A volte ritornano, se col microchip, più spesso
Da Milano – Se siete intenzionati a prendere in casa dei cuccioli di cagnolini o ne avete già preso uno, saprete che una delle pratiche ricorrenti è quella di applicare un microchip all’animale. Si tratta di un piccolo circuito integrato della lunghezza di 11 millimetri e dello spessore di 2, che viene iniettato sotto cute.
Questo microchip contiene un codice di 15 numeri che può essere letto con uno scanner e che deve essere registrato all’ Anagrafe Canina dove il proprietario del cane inserisce i propri dati: numero di telefono, indirizzo e via dicendo. Col codice quindi si rintracciano i dati del proprietario, questo dovrebbe garantire una maggiore possibilità di restituzione dell’animale in caso di smarrimento.
Ma funziona davvero?
Da una ricerca svolta negli Stati Uniti sembrerebbe proprio di sì.

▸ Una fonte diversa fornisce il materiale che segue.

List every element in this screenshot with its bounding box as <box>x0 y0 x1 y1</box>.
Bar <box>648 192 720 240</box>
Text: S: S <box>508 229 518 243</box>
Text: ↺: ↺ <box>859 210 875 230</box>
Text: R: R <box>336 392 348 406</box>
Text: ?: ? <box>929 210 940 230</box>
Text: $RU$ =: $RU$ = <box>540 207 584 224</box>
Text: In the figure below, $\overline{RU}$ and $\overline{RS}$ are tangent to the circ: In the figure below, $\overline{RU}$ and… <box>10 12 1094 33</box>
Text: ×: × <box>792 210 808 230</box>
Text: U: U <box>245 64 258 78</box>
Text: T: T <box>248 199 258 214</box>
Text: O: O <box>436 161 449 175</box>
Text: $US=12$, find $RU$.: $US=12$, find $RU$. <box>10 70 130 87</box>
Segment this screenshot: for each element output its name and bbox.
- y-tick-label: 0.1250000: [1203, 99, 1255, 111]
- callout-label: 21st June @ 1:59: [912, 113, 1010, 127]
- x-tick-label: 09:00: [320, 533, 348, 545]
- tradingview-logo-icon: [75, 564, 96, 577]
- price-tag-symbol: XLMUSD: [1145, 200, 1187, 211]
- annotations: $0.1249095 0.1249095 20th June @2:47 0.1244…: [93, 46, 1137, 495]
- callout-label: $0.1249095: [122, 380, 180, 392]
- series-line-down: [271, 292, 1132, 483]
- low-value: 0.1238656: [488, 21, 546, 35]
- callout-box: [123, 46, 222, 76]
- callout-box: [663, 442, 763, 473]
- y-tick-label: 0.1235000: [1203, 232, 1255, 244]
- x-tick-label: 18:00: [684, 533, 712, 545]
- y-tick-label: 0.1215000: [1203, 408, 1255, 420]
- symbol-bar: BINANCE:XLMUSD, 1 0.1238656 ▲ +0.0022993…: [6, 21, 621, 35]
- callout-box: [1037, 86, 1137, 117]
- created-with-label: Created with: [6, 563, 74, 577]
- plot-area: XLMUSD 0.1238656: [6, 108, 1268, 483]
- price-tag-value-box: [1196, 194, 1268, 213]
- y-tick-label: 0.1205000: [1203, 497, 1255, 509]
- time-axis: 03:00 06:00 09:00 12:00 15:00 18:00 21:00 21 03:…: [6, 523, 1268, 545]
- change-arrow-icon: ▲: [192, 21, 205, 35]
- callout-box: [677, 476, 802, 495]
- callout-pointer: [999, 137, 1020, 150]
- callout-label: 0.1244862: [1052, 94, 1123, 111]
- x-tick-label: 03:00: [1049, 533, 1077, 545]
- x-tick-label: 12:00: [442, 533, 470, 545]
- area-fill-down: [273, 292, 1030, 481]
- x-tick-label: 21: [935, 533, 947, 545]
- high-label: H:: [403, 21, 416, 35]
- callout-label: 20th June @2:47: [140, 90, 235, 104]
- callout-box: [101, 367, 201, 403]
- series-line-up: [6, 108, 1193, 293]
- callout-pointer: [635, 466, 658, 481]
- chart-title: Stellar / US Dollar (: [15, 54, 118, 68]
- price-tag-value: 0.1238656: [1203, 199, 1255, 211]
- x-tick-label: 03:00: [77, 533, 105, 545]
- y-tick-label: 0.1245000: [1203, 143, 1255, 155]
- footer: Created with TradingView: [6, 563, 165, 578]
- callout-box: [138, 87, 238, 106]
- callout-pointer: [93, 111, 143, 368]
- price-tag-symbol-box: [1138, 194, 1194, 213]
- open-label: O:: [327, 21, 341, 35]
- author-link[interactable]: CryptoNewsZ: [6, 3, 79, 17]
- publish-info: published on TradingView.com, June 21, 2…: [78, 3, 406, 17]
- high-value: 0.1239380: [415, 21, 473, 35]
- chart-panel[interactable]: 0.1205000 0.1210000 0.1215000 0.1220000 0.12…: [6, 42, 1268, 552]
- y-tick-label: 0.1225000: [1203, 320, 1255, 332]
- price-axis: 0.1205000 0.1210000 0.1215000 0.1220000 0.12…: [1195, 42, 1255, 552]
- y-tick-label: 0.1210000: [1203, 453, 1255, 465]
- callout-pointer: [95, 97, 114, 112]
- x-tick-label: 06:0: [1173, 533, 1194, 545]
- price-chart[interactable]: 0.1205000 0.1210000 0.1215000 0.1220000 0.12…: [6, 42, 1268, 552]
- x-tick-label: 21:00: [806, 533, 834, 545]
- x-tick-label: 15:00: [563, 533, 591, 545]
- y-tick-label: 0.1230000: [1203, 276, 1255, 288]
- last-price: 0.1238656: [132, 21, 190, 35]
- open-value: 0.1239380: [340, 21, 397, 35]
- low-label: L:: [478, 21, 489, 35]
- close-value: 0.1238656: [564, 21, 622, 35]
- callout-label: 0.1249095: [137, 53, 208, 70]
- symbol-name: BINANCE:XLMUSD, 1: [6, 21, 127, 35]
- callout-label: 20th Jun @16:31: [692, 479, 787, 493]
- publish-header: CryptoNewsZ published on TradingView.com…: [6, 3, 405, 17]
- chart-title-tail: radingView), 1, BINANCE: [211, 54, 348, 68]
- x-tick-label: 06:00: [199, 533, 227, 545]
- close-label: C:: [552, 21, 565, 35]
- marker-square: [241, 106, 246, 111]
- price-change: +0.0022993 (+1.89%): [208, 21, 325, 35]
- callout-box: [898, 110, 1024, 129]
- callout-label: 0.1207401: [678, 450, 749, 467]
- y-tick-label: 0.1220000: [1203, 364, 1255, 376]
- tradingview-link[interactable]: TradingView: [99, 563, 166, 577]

Secondo questa ricerca, i proprietari dei cani “microchippati” (funziona anche per i mici) sono stati ritrovati 3 volte su 4.
Lo studio ha coinvolto 53 ricoveri in 23 stati, che hanno deciso di tenere un registro mensile sugli animali dotati microchip portati presso le loro strutture. Sono stati inclusi solo rifugi che svolgono automaticamente l’analisi dei microchip su tutti gli animali ammessi.
In tutto, i proprietari, degli animali dotati di microchip, ritrovati sono stati il 72,7%. Tra questi, il 73,9% ha riavuto indietro il cucciolo.
I dati sono stati raccolti da agosto 2007 a marzo 2008. Lo studio ha coinvolto un totale di 7.704 animali dotati di microchip.
Nei casi in cui i proprietari non sono stati trovati, i motivi sono dati dai numeri di telefono errati o non più attivi (35,4 %), dal fatto che i proprietari non abbiano risposto al telefono o alle lettere inviate (24,3%), al microchip non registrato (9,8%) o al microchip registrato in un database diverso da quello indicato nel codice (17,2%).